Prussian Minister of War

Graf August Karl Wilhelm von Kanitz (29 October 1783 – 22 May 1852) was a Prussian lieutenant general and was also the minister of war from 26 April to 16 June 1848 (without party affiliation) in the Camphausen-Hansemann government.

Kanitz became an officer-cadet in 1798, and an ensign one year later. In 1801 he was made a second lieutenant. In 1806 he took part in the Battle of Jena-Auerstedt. In 1810 he was promoted to first lieutenant and to Stabskapitän in 1811. In 1812 Kanitz received the Pour le Mérite award. In 1813-14 he took part in the War of the Sixth Coalition. In 1813 he was made a major. Two years later he was assigned to be adjutant to Frederick William III of Prussia.
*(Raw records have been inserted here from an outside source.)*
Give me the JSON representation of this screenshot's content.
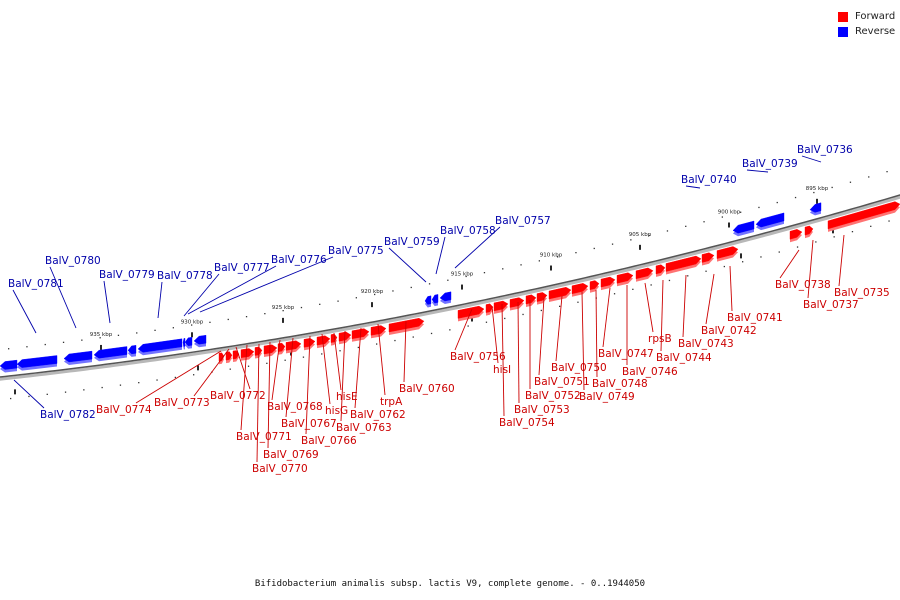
{
  "legend": {
    "forward_label": "Forward",
    "reverse_label": "Reverse",
    "forward_color": "#ff0000",
    "reverse_color": "#0000ff"
  },
  "caption": "Bifidobacterium animalis subsp. lactis V9, complete genome. - 0..1944050",
  "label_colors": {
    "forward": "#cc0000",
    "reverse": "#0000aa"
  },
  "ticks": [
    "895 kbp",
    "900 kbp",
    "905 kbp",
    "910 kbp",
    "915 kbp",
    "920 kbp",
    "925 kbp",
    "930 kbp",
    "935 kbp"
  ],
  "genes": [
    {
      "name": "BalV_0736",
      "strand": "reverse"
    },
    {
      "name": "BalV_0735",
      "strand": "forward"
    },
    {
      "name": "BalV_0737",
      "strand": "forward"
    },
    {
      "name": "BalV_0738",
      "strand": "forward"
    },
    {
      "name": "BalV_0739",
      "strand": "reverse"
    },
    {
      "name": "BalV_0740",
      "strand": "reverse"
    },
    {
      "name": "BalV_0741",
      "strand": "forward"
    },
    {
      "name": "BalV_0742",
      "strand": "forward"
    },
    {
      "name": "BalV_0743",
      "strand": "forward"
    },
    {
      "name": "BalV_0744",
      "strand": "forward"
    },
    {
      "name": "rpsB",
      "strand": "forward"
    },
    {
      "name": "BalV_0746",
      "strand": "forward"
    },
    {
      "name": "BalV_0747",
      "strand": "forward"
    },
    {
      "name": "BalV_0748",
      "strand": "forward"
    },
    {
      "name": "BalV_0749",
      "strand": "forward"
    },
    {
      "name": "BalV_0750",
      "strand": "forward"
    },
    {
      "name": "BalV_0751",
      "strand": "forward"
    },
    {
      "name": "BalV_0752",
      "strand": "forward"
    },
    {
      "name": "BalV_0753",
      "strand": "forward"
    },
    {
      "name": "BalV_0754",
      "strand": "forward"
    },
    {
      "name": "hisI",
      "strand": "forward"
    },
    {
      "name": "BalV_0756",
      "strand": "forward"
    },
    {
      "name": "BalV_0757",
      "strand": "reverse"
    },
    {
      "name": "BalV_0758",
      "strand": "reverse"
    },
    {
      "name": "BalV_0759",
      "strand": "reverse"
    },
    {
      "name": "BalV_0760",
      "strand": "forward"
    },
    {
      "name": "trpA",
      "strand": "forward"
    },
    {
      "name": "BalV_0762",
      "strand": "forward"
    },
    {
      "name": "BalV_0763",
      "strand": "forward"
    },
    {
      "name": "hisE",
      "strand": "forward"
    },
    {
      "name": "hisG",
      "strand": "forward"
    },
    {
      "name": "BalV_0766",
      "strand": "forward"
    },
    {
      "name": "BalV_0767",
      "strand": "forward"
    },
    {
      "name": "BalV_0768",
      "strand": "forward"
    },
    {
      "name": "BalV_0769",
      "strand": "forward"
    },
    {
      "name": "BalV_0770",
      "strand": "forward"
    },
    {
      "name": "BalV_0771",
      "strand": "forward"
    },
    {
      "name": "BalV_0772",
      "strand": "forward"
    },
    {
      "name": "BalV_0773",
      "strand": "forward"
    },
    {
      "name": "BalV_0774",
      "strand": "forward"
    },
    {
      "name": "BalV_0775",
      "strand": "reverse"
    },
    {
      "name": "BalV_0776",
      "strand": "reverse"
    },
    {
      "name": "BalV_0777",
      "strand": "reverse"
    },
    {
      "name": "BalV_0778",
      "strand": "reverse"
    },
    {
      "name": "BalV_0779",
      "strand": "reverse"
    },
    {
      "name": "BalV_0780",
      "strand": "reverse"
    },
    {
      "name": "BalV_0781",
      "strand": "reverse"
    },
    {
      "name": "BalV_0782",
      "strand": "reverse"
    }
  ]
}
In 1819 he was promoted to lieutenant colonel and in 1825 to colonel. From 1832 Von Kanitz was commander of the 1. Landwehrbrigade, after 1840 commanded the 1st Division and after 1841 the 15th Division. Between 1841 and 1848 Von Kanitz was the interim commander in Cologne. In 1843 he became a lieutenant general and in 1848 was made a general officer commanding (Kommandierender General) on an interim basis.

Camphausen had originally planned to make Colonel Hans Adolf Erdmann von Auerswald his Minister of War. However, as part of an early power struggle over the right to decide on military matters, King Frederick William IV refused to appoint him and instead chose Kanitz. His predecessor as War Minister was Karl von Reyher, he was succeeded by General Ludwig Freiherr Roth von Schreckenstein.

Von Kanitz was a Freemason and belonged to the Grand Lodge "Zu den drei Weltkugeln" in Berlin.